Il Mulino di Amleto ricerca e sperimenta da sempre un lavoro in cui affronta i Classici “piegandoli” per svelarne la loro forza contemporanea, e i testi contemporanei come se fossero dei Classici.

Il progetto

Senza Famiglia racconta di come i sogni dei padri e delle madri cadono come macigni sulle test e dei figli, mentre la comunicazione fra le generazioni è costellata da equivoci e disastri.
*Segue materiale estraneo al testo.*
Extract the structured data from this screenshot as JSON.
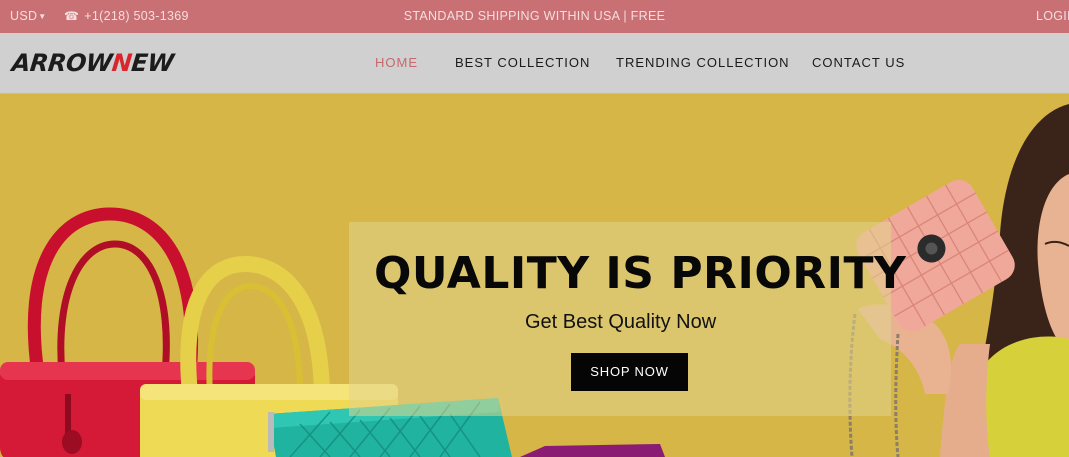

Cinque personaggi: una mamma, un marito, due figli, e una nonna che risorge per insegnare alla figlia come ci si realizza, sono il centro di questa parabola dark e diventano un pretesto per interrogarci sull’eredità che ci è stata lasciata dai nostri “padri”, per interpellarli e scatenare un cortocircuito vivo e potente tra le loro confessioni e il testo della Barile.

La residenza

Gli strumenti usati sono per lo più il lavoro sull’umanità degli interpreti, sulla loro qualità attoriale, sulla creazione di una vicinanza e di una partecipazione del pubblico, su proposte di allestimento scenico non naturalistico. Attraverso tutto questo, la compagnia vuole mettersi alla prova con un testo contemporaneo – Senza Famiglia di Magdalena Barile – per stimolare una creazione folle e imprevedibile che racconti però uno dei nodi della nostra contemporaneità: il fallimentare rapporto tra le generazioni.